Just today I had to go to a grocery store (gasp, I haven't been to one in months) and buy a week's worth of convenience foods (my husband isn't known for his cooking skills and we have 3 boys). First time we've bought things that weren't local in a really long time. I'm having surgery on Tuesday that will put me down for an indeterminate amount of time. I understand that I've been exhausted from the disease and haven't been able to physically make a bunch of meals in advance and I found out about the surgery yesterday. I understand it all logically but I still felt bad putting my dollars into the hands of mega aggro business today. Though I do have to say that when I came home and put some of the things into my pantry and saw almost nothing there that I hadn't canned myself anymore ... I didn't feel quite so bad anymore.

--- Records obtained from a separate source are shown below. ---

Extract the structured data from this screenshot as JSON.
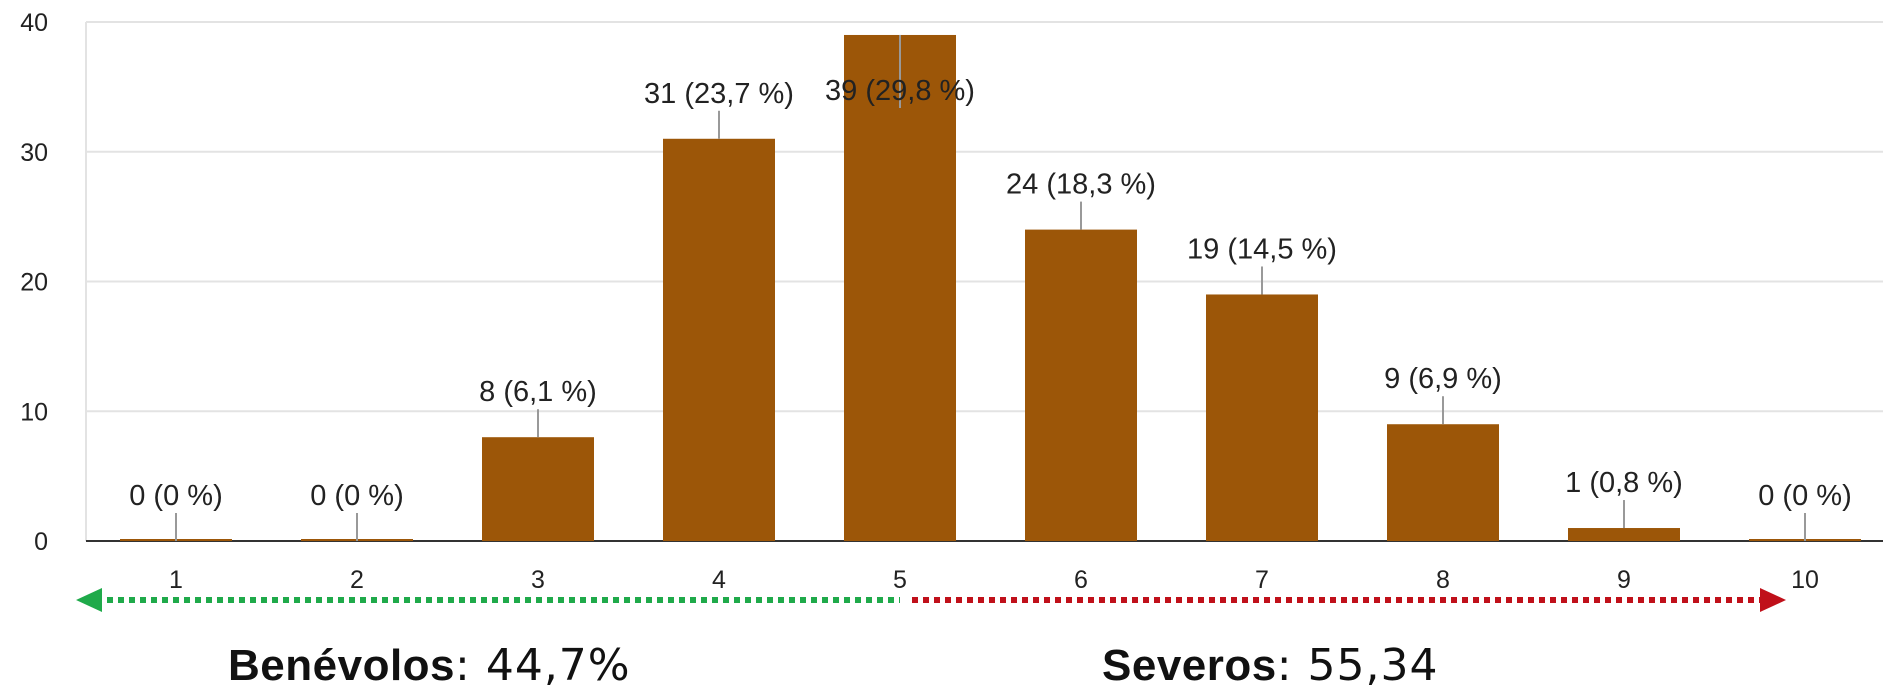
{
  "chart_data": {
    "type": "bar",
    "categories": [
      "1",
      "2",
      "3",
      "4",
      "5",
      "6",
      "7",
      "8",
      "9",
      "10"
    ],
    "values": [
      0,
      0,
      8,
      31,
      39,
      24,
      19,
      9,
      1,
      0
    ],
    "data_labels": [
      "0 (0 %)",
      "0 (0 %)",
      "8 (6,1 %)",
      "31 (23,7 %)",
      "39 (29,8 %)",
      "24 (18,3 %)",
      "19 (14,5 %)",
      "9 (6,9 %)",
      "1 (0,8 %)",
      "0 (0 %)"
    ],
    "y_ticks": [
      0,
      10,
      20,
      30,
      40
    ],
    "ylim": [
      0,
      40
    ],
    "grid": true,
    "bar_color": "#9c5608",
    "title": "",
    "xlabel": "",
    "ylabel": ""
  },
  "scale_arrows": {
    "left_color": "#1faa4a",
    "right_color": "#c0101a"
  },
  "summary": {
    "left_label": "Benévolos",
    "left_value": ": 44,7%",
    "right_label": "Severos",
    "right_value": ": 55,34"
  }
}
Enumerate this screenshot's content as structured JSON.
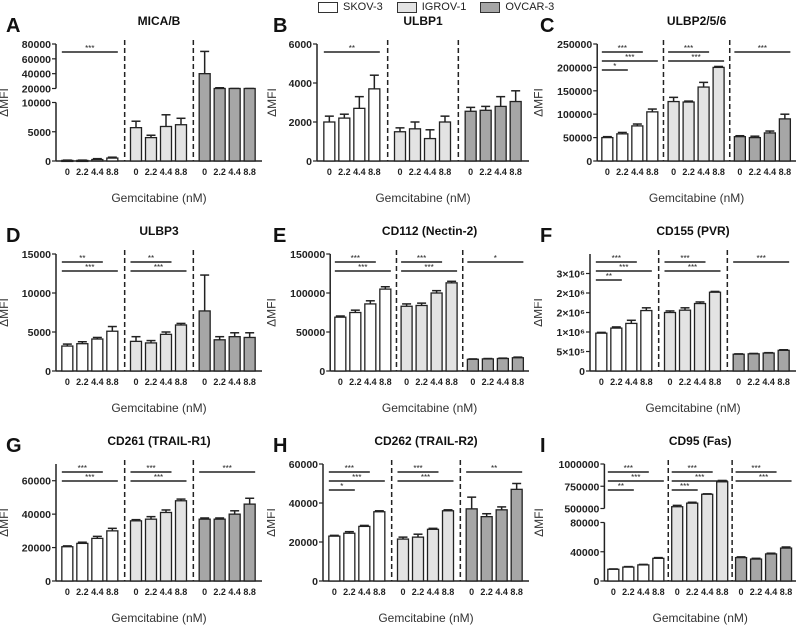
{
  "legend": [
    {
      "name": "SKOV-3",
      "color": "#ffffff"
    },
    {
      "name": "IGROV-1",
      "color": "#e3e3e3"
    },
    {
      "name": "OVCAR-3",
      "color": "#a6a6a6"
    }
  ],
  "chart_data": [
    {
      "type": "bar",
      "letter": "A",
      "title": "MICA/B",
      "ylabel": "ΔMFI",
      "xlabel": "Gemcitabine (nM)",
      "categories": [
        "0",
        "2.2",
        "4.4",
        "8.8"
      ],
      "ylim": [
        0,
        80000
      ],
      "ybreak": [
        10000,
        20000
      ],
      "yticks": [
        0,
        5000,
        10000,
        20000,
        40000,
        60000,
        80000
      ],
      "ytick_labels": [
        "0",
        "5000",
        "10000",
        "20000",
        "40000",
        "60000",
        "80000"
      ],
      "series": [
        {
          "name": "SKOV-3",
          "values": [
            100,
            100,
            250,
            500
          ],
          "errors": [
            50,
            50,
            150,
            150
          ]
        },
        {
          "name": "IGROV-1",
          "values": [
            5700,
            4000,
            5900,
            6200
          ],
          "errors": [
            1100,
            400,
            2000,
            1100
          ]
        },
        {
          "name": "OVCAR-3",
          "values": [
            40000,
            18000,
            17500,
            18000
          ],
          "errors": [
            30000,
            3000,
            500,
            1000
          ]
        }
      ],
      "significance": [
        {
          "group": 0,
          "from": 0,
          "to": 3,
          "label": "***"
        }
      ]
    },
    {
      "type": "bar",
      "letter": "B",
      "title": "ULBP1",
      "ylabel": "ΔMFI",
      "xlabel": "Gemcitabine (nM)",
      "categories": [
        "0",
        "2.2",
        "4.4",
        "8.8"
      ],
      "ylim": [
        0,
        6000
      ],
      "yticks": [
        0,
        2000,
        4000,
        6000
      ],
      "ytick_labels": [
        "0",
        "2000",
        "4000",
        "6000"
      ],
      "series": [
        {
          "name": "SKOV-3",
          "values": [
            2000,
            2200,
            2700,
            3700
          ],
          "errors": [
            300,
            200,
            600,
            700
          ]
        },
        {
          "name": "IGROV-1",
          "values": [
            1500,
            1650,
            1150,
            2000
          ],
          "errors": [
            200,
            350,
            450,
            300
          ]
        },
        {
          "name": "OVCAR-3",
          "values": [
            2550,
            2600,
            2800,
            3050
          ],
          "errors": [
            200,
            200,
            500,
            550
          ]
        }
      ],
      "significance": [
        {
          "group": 0,
          "from": 0,
          "to": 3,
          "label": "**"
        }
      ]
    },
    {
      "type": "bar",
      "letter": "C",
      "title": "ULBP2/5/6",
      "ylabel": "ΔMFI",
      "xlabel": "Gemcitabine (nM)",
      "categories": [
        "0",
        "2.2",
        "4.4",
        "8.8"
      ],
      "ylim": [
        0,
        250000
      ],
      "yticks": [
        0,
        50000,
        100000,
        150000,
        200000,
        250000
      ],
      "ytick_labels": [
        "0",
        "50000",
        "100000",
        "150000",
        "200000",
        "250000"
      ],
      "series": [
        {
          "name": "SKOV-3",
          "values": [
            50000,
            58000,
            75000,
            105000
          ],
          "errors": [
            2000,
            3000,
            4000,
            6000
          ]
        },
        {
          "name": "IGROV-1",
          "values": [
            127000,
            126000,
            158000,
            200000
          ],
          "errors": [
            9000,
            2000,
            10000,
            2000
          ]
        },
        {
          "name": "OVCAR-3",
          "values": [
            52000,
            50000,
            60000,
            90000
          ],
          "errors": [
            2000,
            3000,
            4000,
            10000
          ]
        }
      ],
      "significance": [
        {
          "group": 0,
          "from": 0,
          "to": 2,
          "label": "***"
        },
        {
          "group": 0,
          "from": 0,
          "to": 3,
          "label": "***"
        },
        {
          "group": 0,
          "from": 0,
          "to": 1,
          "label": "*"
        },
        {
          "group": 1,
          "from": 0,
          "to": 2,
          "label": "***"
        },
        {
          "group": 1,
          "from": 0,
          "to": 3,
          "label": "***"
        },
        {
          "group": 2,
          "from": 0,
          "to": 3,
          "label": "***"
        }
      ]
    },
    {
      "type": "bar",
      "letter": "D",
      "title": "ULBP3",
      "ylabel": "ΔMFI",
      "xlabel": "Gemcitabine (nM)",
      "categories": [
        "0",
        "2.2",
        "4.4",
        "8.8"
      ],
      "ylim": [
        0,
        15000
      ],
      "yticks": [
        0,
        5000,
        10000,
        15000
      ],
      "ytick_labels": [
        "0",
        "5000",
        "10000",
        "15000"
      ],
      "series": [
        {
          "name": "SKOV-3",
          "values": [
            3200,
            3500,
            4100,
            5100
          ],
          "errors": [
            250,
            250,
            200,
            600
          ]
        },
        {
          "name": "IGROV-1",
          "values": [
            3800,
            3600,
            4700,
            5900
          ],
          "errors": [
            600,
            300,
            300,
            200
          ]
        },
        {
          "name": "OVCAR-3",
          "values": [
            7700,
            4000,
            4400,
            4300
          ],
          "errors": [
            4600,
            400,
            500,
            600
          ]
        }
      ],
      "significance": [
        {
          "group": 0,
          "from": 0,
          "to": 2,
          "label": "**"
        },
        {
          "group": 0,
          "from": 0,
          "to": 3,
          "label": "***"
        },
        {
          "group": 1,
          "from": 0,
          "to": 2,
          "label": "**"
        },
        {
          "group": 1,
          "from": 0,
          "to": 3,
          "label": "***"
        }
      ]
    },
    {
      "type": "bar",
      "letter": "E",
      "title": "CD112 (Nectin-2)",
      "ylabel": "ΔMFI",
      "xlabel": "Gemcitabine (nM)",
      "categories": [
        "0",
        "2.2",
        "4.4",
        "8.8"
      ],
      "ylim": [
        0,
        150000
      ],
      "yticks": [
        0,
        50000,
        100000,
        150000
      ],
      "ytick_labels": [
        "0",
        "50000",
        "100000",
        "150000"
      ],
      "series": [
        {
          "name": "SKOV-3",
          "values": [
            69000,
            75000,
            86000,
            105000
          ],
          "errors": [
            1500,
            3000,
            4000,
            3000
          ]
        },
        {
          "name": "IGROV-1",
          "values": [
            83000,
            84000,
            100000,
            113000
          ],
          "errors": [
            3000,
            3000,
            3000,
            2000
          ]
        },
        {
          "name": "OVCAR-3",
          "values": [
            15000,
            15500,
            16000,
            17000
          ],
          "errors": [
            500,
            500,
            500,
            800
          ]
        }
      ],
      "significance": [
        {
          "group": 0,
          "from": 0,
          "to": 2,
          "label": "***"
        },
        {
          "group": 0,
          "from": 0,
          "to": 3,
          "label": "***"
        },
        {
          "group": 1,
          "from": 0,
          "to": 2,
          "label": "***"
        },
        {
          "group": 1,
          "from": 0,
          "to": 3,
          "label": "***"
        },
        {
          "group": 2,
          "from": 0,
          "to": 3,
          "label": "*"
        }
      ]
    },
    {
      "type": "bar",
      "letter": "F",
      "title": "CD155 (PVR)",
      "ylabel": "ΔMFI",
      "xlabel": "Gemcitabine (nM)",
      "categories": [
        "0",
        "2.2",
        "4.4",
        "8.8"
      ],
      "ylim": [
        0,
        3000000
      ],
      "yticks": [
        0,
        500000,
        1000000,
        1500000,
        2000000,
        2500000
      ],
      "ytick_labels": [
        "0",
        "5×10⁵",
        "1×10⁶",
        "2×10⁶",
        "2×10⁶",
        "3×10⁶"
      ],
      "series": [
        {
          "name": "SKOV-3",
          "values": [
            970000,
            1100000,
            1220000,
            1550000
          ],
          "errors": [
            20000,
            30000,
            80000,
            70000
          ]
        },
        {
          "name": "IGROV-1",
          "values": [
            1500000,
            1560000,
            1730000,
            2020000
          ],
          "errors": [
            40000,
            60000,
            40000,
            20000
          ]
        },
        {
          "name": "OVCAR-3",
          "values": [
            430000,
            440000,
            460000,
            530000
          ],
          "errors": [
            10000,
            10000,
            10000,
            15000
          ]
        }
      ],
      "significance": [
        {
          "group": 0,
          "from": 0,
          "to": 2,
          "label": "***"
        },
        {
          "group": 0,
          "from": 0,
          "to": 3,
          "label": "***"
        },
        {
          "group": 0,
          "from": 0,
          "to": 1,
          "label": "**"
        },
        {
          "group": 1,
          "from": 0,
          "to": 2,
          "label": "***"
        },
        {
          "group": 1,
          "from": 0,
          "to": 3,
          "label": "***"
        },
        {
          "group": 2,
          "from": 0,
          "to": 3,
          "label": "***"
        }
      ]
    },
    {
      "type": "bar",
      "letter": "G",
      "title": "CD261 (TRAIL-R1)",
      "ylabel": "ΔMFI",
      "xlabel": "Gemcitabine (nM)",
      "categories": [
        "0",
        "2.2",
        "4.4",
        "8.8"
      ],
      "ylim": [
        0,
        70000
      ],
      "yticks": [
        0,
        20000,
        40000,
        60000
      ],
      "ytick_labels": [
        "0",
        "20000",
        "40000",
        "60000"
      ],
      "series": [
        {
          "name": "SKOV-3",
          "values": [
            20500,
            22500,
            25500,
            30000
          ],
          "errors": [
            500,
            700,
            1200,
            1500
          ]
        },
        {
          "name": "IGROV-1",
          "values": [
            36000,
            37000,
            41000,
            48000
          ],
          "errors": [
            700,
            1500,
            1500,
            1000
          ]
        },
        {
          "name": "OVCAR-3",
          "values": [
            37000,
            37000,
            40000,
            46000
          ],
          "errors": [
            700,
            700,
            2000,
            3500
          ]
        }
      ],
      "significance": [
        {
          "group": 0,
          "from": 0,
          "to": 2,
          "label": "***"
        },
        {
          "group": 0,
          "from": 0,
          "to": 3,
          "label": "***"
        },
        {
          "group": 1,
          "from": 0,
          "to": 2,
          "label": "***"
        },
        {
          "group": 1,
          "from": 0,
          "to": 3,
          "label": "***"
        },
        {
          "group": 2,
          "from": 0,
          "to": 3,
          "label": "***"
        }
      ]
    },
    {
      "type": "bar",
      "letter": "H",
      "title": "CD262 (TRAIL-R2)",
      "ylabel": "ΔMFI",
      "xlabel": "Gemcitabine (nM)",
      "categories": [
        "0",
        "2.2",
        "4.4",
        "8.8"
      ],
      "ylim": [
        0,
        60000
      ],
      "yticks": [
        0,
        20000,
        40000,
        60000
      ],
      "ytick_labels": [
        "0",
        "20000",
        "40000",
        "60000"
      ],
      "series": [
        {
          "name": "SKOV-3",
          "values": [
            23000,
            24500,
            28000,
            35500
          ],
          "errors": [
            400,
            800,
            500,
            500
          ]
        },
        {
          "name": "IGROV-1",
          "values": [
            21500,
            22500,
            26500,
            36000
          ],
          "errors": [
            1000,
            1500,
            500,
            500
          ]
        },
        {
          "name": "OVCAR-3",
          "values": [
            37000,
            33000,
            36500,
            47000
          ],
          "errors": [
            6000,
            1500,
            1500,
            3000
          ]
        }
      ],
      "significance": [
        {
          "group": 0,
          "from": 0,
          "to": 2,
          "label": "***"
        },
        {
          "group": 0,
          "from": 0,
          "to": 3,
          "label": "***"
        },
        {
          "group": 0,
          "from": 0,
          "to": 1,
          "label": "*"
        },
        {
          "group": 1,
          "from": 0,
          "to": 2,
          "label": "***"
        },
        {
          "group": 1,
          "from": 0,
          "to": 3,
          "label": "***"
        },
        {
          "group": 2,
          "from": 0,
          "to": 3,
          "label": "**"
        }
      ]
    },
    {
      "type": "bar",
      "letter": "I",
      "title": "CD95 (Fas)",
      "ylabel": "ΔMFI",
      "xlabel": "Gemcitabine (nM)",
      "categories": [
        "0",
        "2.2",
        "4.4",
        "8.8"
      ],
      "ylim": [
        0,
        1000000
      ],
      "ybreak": [
        80000,
        500000
      ],
      "yticks": [
        0,
        40000,
        80000,
        500000,
        750000,
        1000000
      ],
      "ytick_labels": [
        "0",
        "40000",
        "80000",
        "500000",
        "750000",
        "1000000"
      ],
      "series": [
        {
          "name": "SKOV-3",
          "values": [
            16000,
            19000,
            22000,
            31000
          ],
          "errors": [
            500,
            700,
            700,
            1000
          ]
        },
        {
          "name": "IGROV-1",
          "values": [
            520000,
            560000,
            660000,
            800000
          ],
          "errors": [
            15000,
            10000,
            5000,
            15000
          ]
        },
        {
          "name": "OVCAR-3",
          "values": [
            32000,
            30000,
            37000,
            45000
          ],
          "errors": [
            1000,
            1000,
            1000,
            1500
          ]
        }
      ],
      "significance": [
        {
          "group": 0,
          "from": 0,
          "to": 2,
          "label": "***"
        },
        {
          "group": 0,
          "from": 0,
          "to": 3,
          "label": "***"
        },
        {
          "group": 0,
          "from": 0,
          "to": 1,
          "label": "**"
        },
        {
          "group": 1,
          "from": 0,
          "to": 2,
          "label": "***"
        },
        {
          "group": 1,
          "from": 0,
          "to": 3,
          "label": "***"
        },
        {
          "group": 1,
          "from": 0,
          "to": 1,
          "label": "***"
        },
        {
          "group": 2,
          "from": 0,
          "to": 2,
          "label": "***"
        },
        {
          "group": 2,
          "from": 0,
          "to": 3,
          "label": "***"
        }
      ]
    }
  ]
}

One step at a time, self forgiveness along the way!

Aydan said...

I experience guilt over my travel miles. I don't have a car in the city, but I live several hundred miles away from home and fly back and forth several times a year. And, though I'd really like to move back home, the best educational opportunities are elsewhere... so I don't see this as changing any time soon. I've tried the train as an alternative; it's impractical.

Unknown said...

I don't really ever feel guilt. I figure guilt is a sign that I've done something I know is wrong. So either after examination I decide my actions aren't wrong, or I fix what I've done/stop I'm doing. I just don't repeatedly do things I think are wrong. But I think you're right, green guilt is what people feel when they do something they think is wrong and they know they don't have a good reason. I read that article too and I thought a lot of their excuses were really lame. Of course, I don't know the details of their lives but the fact that they're feeling guilty leads me to believe they have the means and opportunity to make a different choice. Sometimes doing the right thing is not as easy as doing the wrong thing but "that's hard" is not a valid excuse. I'm getting very very tired of people saying that they do things which damage the environment, take away from others, and so forth because it's convenient or they don't want to give up their whatever. At this point, I'm kind of like "deal with it!" I don't care if you're selfish and you want a soft life at the expense of the rest of us... that is not a good reason to consume more than your share of resources. So, I suppose in the end, I'm glad they feel guilty. Hopefully that feeling will propel them to change their actions and the guilt won't become the penance that relieves them of their feelings of hypocrisy.